For Mr Griggs, 65, the day was an emotional one: he will now watch games as a paying spectator.

"It was quite a sad day really but I'm happy that the club is going to a supporters' trust," he said.

He has given the club a chance of survival. Losses once running at £3m a year have been stemmed and Mr Griggs has given Rushden and Diamonds a dowry of £750,000 for next season.

Yesterday, Dr Martens was keen to highlight the generosity of the deal, which includes a new stadium, conference centre, car parks, offices, restaurant and bar, two training pitches and, of course, the players. "The debt-free handover of a club to a supporters' trust in this way is unprecedented in modern British football history and stems from the love held for the club by Max Griggs," said the company.

Others in Northamptonshire are less pleased with Mr Griggs' behaviour. In October 2002, the company announced it was closing its factory at Irthlingborough, throwing 1,000 workers onto the dole. Production is being transferred to China, where the workers could be paid a fraction of the wages.

The revolution was the work of David Suddens, the troubleshooter hired from the clothing company William Baird to prevent Dr Martens going bust.

By then, the company had experienced a near-cataclysmic reversal of its fortunes. Pioneered by a German doctor at the end of the Second World War, the brand had been immensely popular in late 20th Century Britain, first as a work boot and later as a fashion.

Football fans wore it on the terraces; skinheads wore it to gigs. Mods wore it, punks wore it, psychobillies wore it and then it was adopted by indie kids and grungers.
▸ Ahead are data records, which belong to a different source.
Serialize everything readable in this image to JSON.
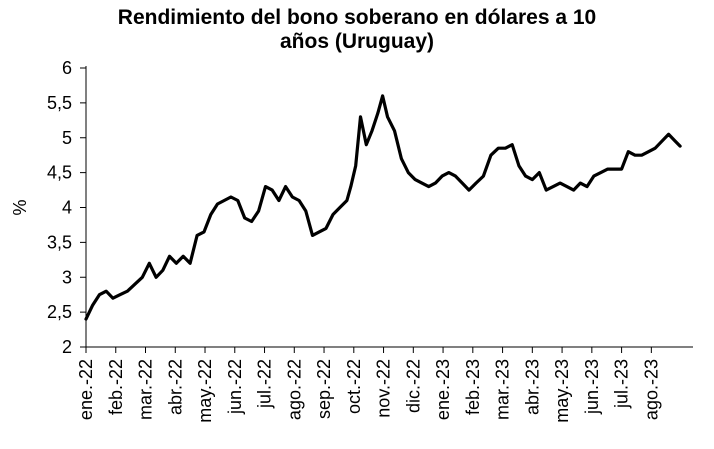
{
  "chart_data": {
    "type": "line",
    "title": "Rendimiento del bono soberano en dólares a 10 años (Uruguay)",
    "title_lines": [
      "Rendimiento del bono soberano en dólares a 10",
      "años (Uruguay)"
    ],
    "xlabel": "",
    "ylabel": "%",
    "ylim": [
      2,
      6
    ],
    "yticks": [
      2,
      2.5,
      3,
      3.5,
      4,
      4.5,
      5,
      5.5,
      6
    ],
    "ytick_labels": [
      "2",
      "2,5",
      "3",
      "3,5",
      "4",
      "4,5",
      "5",
      "5,5",
      "6"
    ],
    "xticks": [
      "ene.-22",
      "feb.-22",
      "mar.-22",
      "abr.-22",
      "may.-22",
      "jun.-22",
      "jul.-22",
      "ago.-22",
      "sep.-22",
      "oct.-22",
      "nov.-22",
      "dic.-22",
      "ene.-23",
      "feb.-23",
      "mar.-23",
      "abr.-23",
      "may.-23",
      "jun.-23",
      "jul.-23",
      "ago.-23"
    ],
    "grid": false,
    "line_color": "#000000",
    "series": [
      {
        "x": [
          "2022-01-01",
          "2022-01-08",
          "2022-01-15",
          "2022-01-22",
          "2022-01-29",
          "2022-02-05",
          "2022-02-12",
          "2022-02-19",
          "2022-02-26",
          "2022-03-05",
          "2022-03-12",
          "2022-03-19",
          "2022-03-26",
          "2022-04-02",
          "2022-04-09",
          "2022-04-16",
          "2022-04-23",
          "2022-04-30",
          "2022-05-07",
          "2022-05-14",
          "2022-05-21",
          "2022-05-28",
          "2022-06-04",
          "2022-06-11",
          "2022-06-18",
          "2022-06-25",
          "2022-07-02",
          "2022-07-09",
          "2022-07-16",
          "2022-07-23",
          "2022-07-30",
          "2022-08-06",
          "2022-08-13",
          "2022-08-20",
          "2022-08-27",
          "2022-09-03",
          "2022-09-10",
          "2022-09-17",
          "2022-09-24",
          "2022-09-28",
          "2022-10-03",
          "2022-10-08",
          "2022-10-14",
          "2022-10-20",
          "2022-10-26",
          "2022-10-31",
          "2022-11-05",
          "2022-11-12",
          "2022-11-19",
          "2022-11-26",
          "2022-12-03",
          "2022-12-10",
          "2022-12-17",
          "2022-12-24",
          "2022-12-31",
          "2023-01-07",
          "2023-01-14",
          "2023-01-21",
          "2023-01-28",
          "2023-02-04",
          "2023-02-11",
          "2023-02-18",
          "2023-02-25",
          "2023-03-04",
          "2023-03-11",
          "2023-03-18",
          "2023-03-25",
          "2023-04-01",
          "2023-04-08",
          "2023-04-15",
          "2023-04-22",
          "2023-04-29",
          "2023-05-06",
          "2023-05-13",
          "2023-05-20",
          "2023-05-27",
          "2023-06-03",
          "2023-06-10",
          "2023-06-17",
          "2023-06-24",
          "2023-07-01",
          "2023-07-08",
          "2023-07-15",
          "2023-07-22",
          "2023-07-29",
          "2023-08-05",
          "2023-08-12",
          "2023-08-19",
          "2023-08-26",
          "2023-08-31"
        ],
        "y": [
          2.4,
          2.6,
          2.75,
          2.8,
          2.7,
          2.75,
          2.8,
          2.9,
          3.0,
          3.2,
          3.0,
          3.1,
          3.3,
          3.2,
          3.3,
          3.2,
          3.6,
          3.65,
          3.9,
          4.05,
          4.1,
          4.15,
          4.1,
          3.85,
          3.8,
          3.95,
          4.3,
          4.25,
          4.1,
          4.3,
          4.15,
          4.1,
          3.95,
          3.6,
          3.65,
          3.7,
          3.9,
          4.0,
          4.1,
          4.3,
          4.6,
          5.3,
          4.9,
          5.1,
          5.35,
          5.6,
          5.3,
          5.1,
          4.7,
          4.5,
          4.4,
          4.35,
          4.3,
          4.35,
          4.45,
          4.5,
          4.45,
          4.35,
          4.25,
          4.35,
          4.45,
          4.75,
          4.85,
          4.85,
          4.9,
          4.6,
          4.45,
          4.4,
          4.5,
          4.25,
          4.3,
          4.35,
          4.3,
          4.25,
          4.35,
          4.3,
          4.45,
          4.5,
          4.55,
          4.55,
          4.55,
          4.8,
          4.75,
          4.75,
          4.8,
          4.85,
          4.95,
          5.05,
          4.95,
          4.88
        ]
      }
    ]
  }
}
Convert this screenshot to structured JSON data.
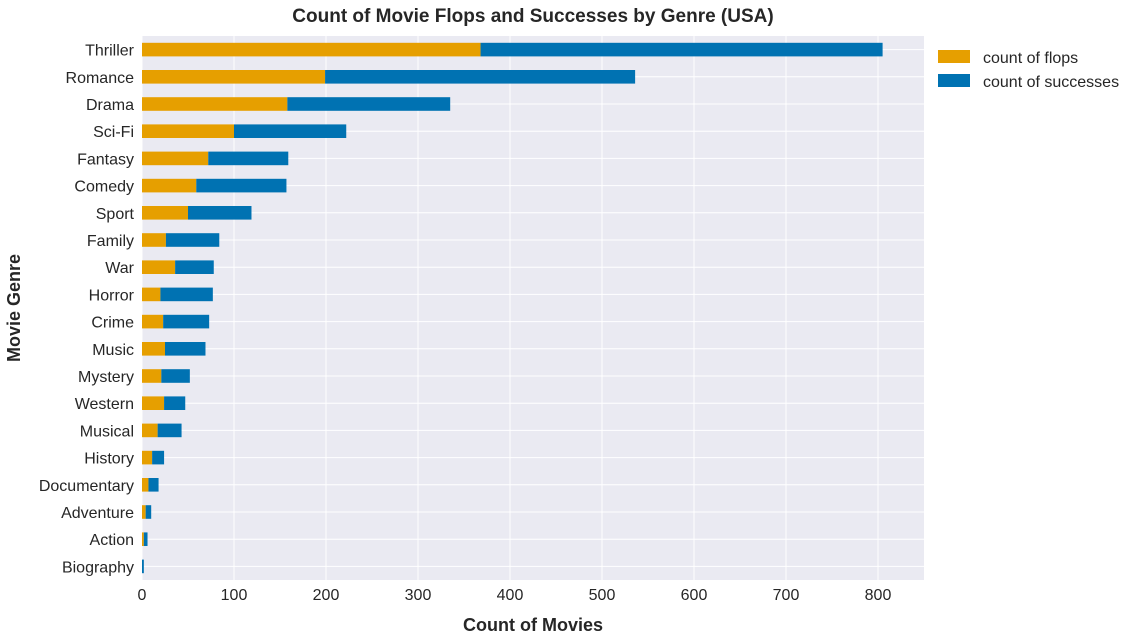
{
  "chart_data": {
    "type": "bar",
    "orientation": "horizontal",
    "stacked": true,
    "title": "Count of Movie Flops and Successes by Genre (USA)",
    "xlabel": "Count of Movies",
    "ylabel": "Movie Genre",
    "xlim": [
      0,
      850
    ],
    "xticks": [
      0,
      100,
      200,
      300,
      400,
      500,
      600,
      700,
      800
    ],
    "grid": true,
    "legend_position": "outside top-right",
    "categories": [
      "Thriller",
      "Romance",
      "Drama",
      "Sci-Fi",
      "Fantasy",
      "Comedy",
      "Sport",
      "Family",
      "War",
      "Horror",
      "Crime",
      "Music",
      "Mystery",
      "Western",
      "Musical",
      "History",
      "Documentary",
      "Adventure",
      "Action",
      "Biography"
    ],
    "series": [
      {
        "name": "count of flops",
        "color": "#E69F00",
        "values": [
          368,
          199,
          158,
          100,
          72,
          59,
          50,
          26,
          36,
          20,
          23,
          25,
          21,
          24,
          17,
          11,
          7,
          4,
          2,
          0
        ]
      },
      {
        "name": "count of successes",
        "color": "#0072B2",
        "values": [
          437,
          337,
          177,
          122,
          87,
          98,
          69,
          58,
          42,
          57,
          50,
          44,
          31,
          23,
          26,
          13,
          11,
          6,
          4,
          2
        ]
      }
    ]
  },
  "colors": {
    "plot_background": "#EAEAF2",
    "grid": "#FFFFFF",
    "text": "#262626"
  }
}
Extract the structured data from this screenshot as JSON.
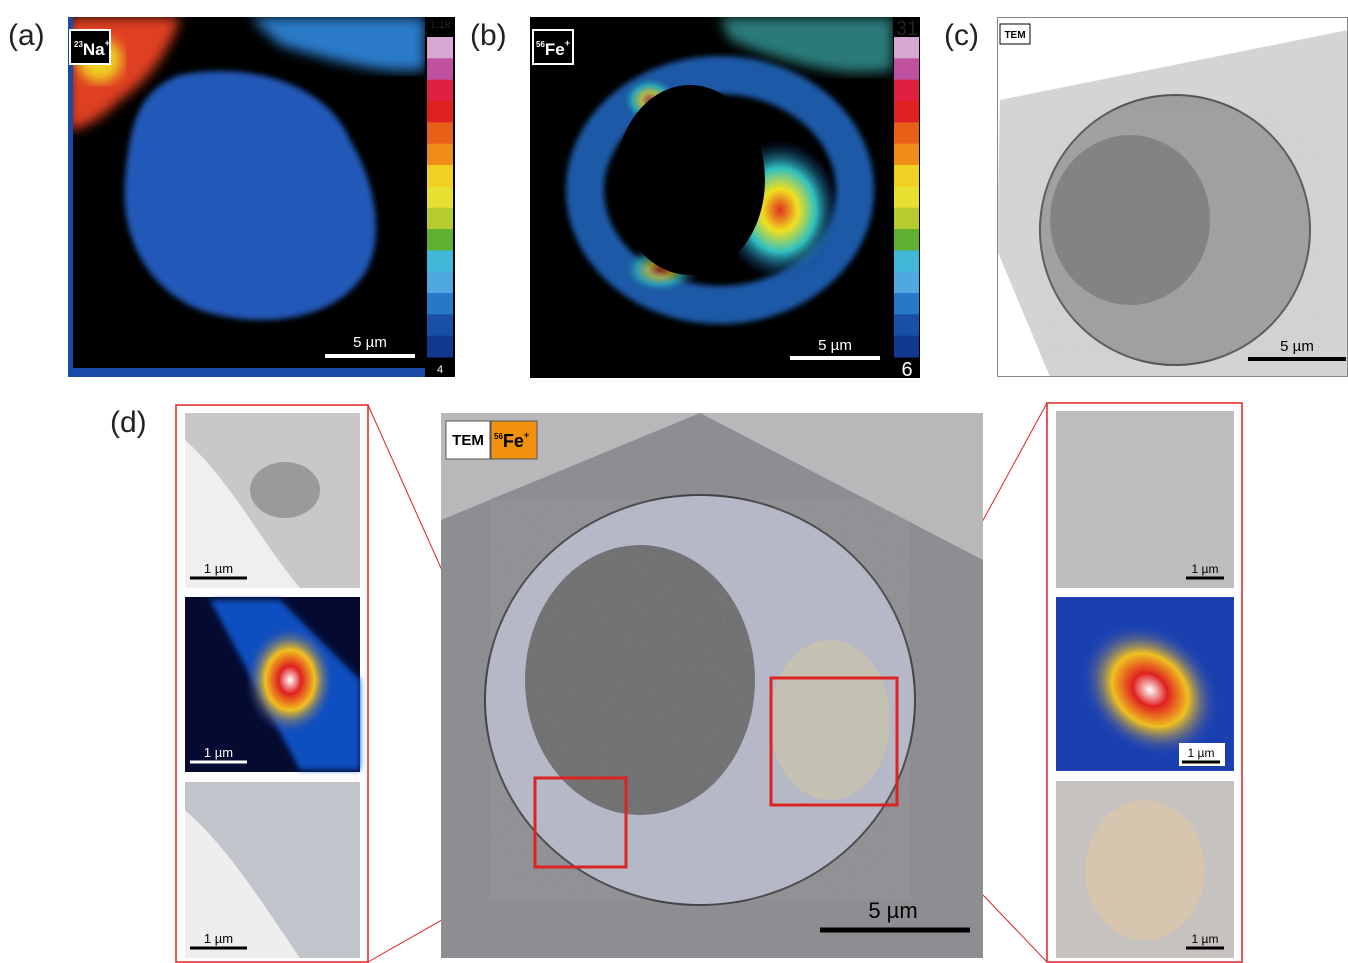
{
  "panels": [
    {
      "label": "(a)",
      "badge": {
        "isotope": "23",
        "element": "Na",
        "charge": "+"
      },
      "scale_bar": "5 µm",
      "colorbar": {
        "max": "1.1k",
        "min": "4"
      }
    },
    {
      "label": "(b)",
      "badge": {
        "isotope": "56",
        "element": "Fe",
        "charge": "+"
      },
      "scale_bar": "5 µm",
      "colorbar": {
        "max": "31",
        "min": "6"
      }
    },
    {
      "label": "(c)",
      "badge": "TEM",
      "scale_bar": "5 µm"
    },
    {
      "label": "(d)",
      "badge": {
        "tem": "TEM",
        "isotope": "56",
        "element": "Fe",
        "charge": "+"
      },
      "scale_bar": "5 µm",
      "left_insets": [
        "1 µm",
        "1 µm",
        "1 µm"
      ],
      "right_insets": [
        "1 µm",
        "1 µm",
        "1 µm"
      ]
    }
  ]
}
But then Liam Gallagher of Oasis and fellow pop stars started wearing trainers. Dr Martens, which had failed to change its image or the shoe itself, became outdated. In three years, the private company lost more than £100m.

Mr Suddens began a vicious cost-cutting programme, which didn't stop at the gates of the football club, which was increasingly looking like an unaffordable extravagance.

Mr Suddens recalled yesterday: "The time came in 2001 when we had to do a major restructuring.

"We had to find a new owner for the football club or close it down altogether."

The club was relegated from Division One in 2003-2004 after a fire sale of its players. Wary of selling out to an asset-stripper, Mr Griggs decided to hand ownership to a not-for-profit trust run by fans. They are likely to have a tough time: last season Rushden and Diamonds only avoided the drop to non-league football by six points.

Mr Griggs, who ploughed at least £20m into the club, said: "I don't suppose it's wise to put your money into football. But when I did it the company was doing well and I could put something back into the local community. But I've got no regrets. I've left something behind: I've left them a little Football League club in north-east Northamptonshire."

Meanwhile, Dr Martens has been nudged back to profit. The Griggs' losses slowed to £9m last year and the group's unaudited accounts to March this year will show a profit. Mr Sudden said: "It's out of a crisis. It's repaid an awful lot of debt and it's making money."

The capricious nature of business shows the perils of a club relying on a bankrolling Mr Big.

David Conn, a football writer and author of The Beautiful Game?, said: "We've seen Roman Abramovich buying the Premier League for Chelsea and Malcolm Glazer taking over Manchester United but Rushden and Diamonds provides an almost perfect illustration of the danger of a a single benefactor owning and running a club."

A history of DMs

* 1945: German doctor Klaus Maertens injures his foot in ski accident in Bavaria and devises air-cushioned sole

* 1959: R Griggs, in Wollaston, Northamptonshire, agrees to make the shoes, with anglicised name

* 1960: Dr Martens 1460 working boot is launched

* 1960s: Mods wear Doc Martens for their clashes with rockers at Brighton

* 1970s: The Damned and other punks adopt the Doc Marten look

* 1980s: Boots become de rigeur for students and so the business booms

* 1992: Dr Martens owner creates Rushden and Diamonds FC from Rushden Town and Irthlingborough Diamonds

* 1994:"Dr Martens Department Store" opens in Covent Garden, London

* Late 1990s: Dr Martens fall out of fashion

* 2001: Rushden & Diamonds win promotion to Football League

* 2003: Dr Martens makes massive losses, closes factory and moves production to China.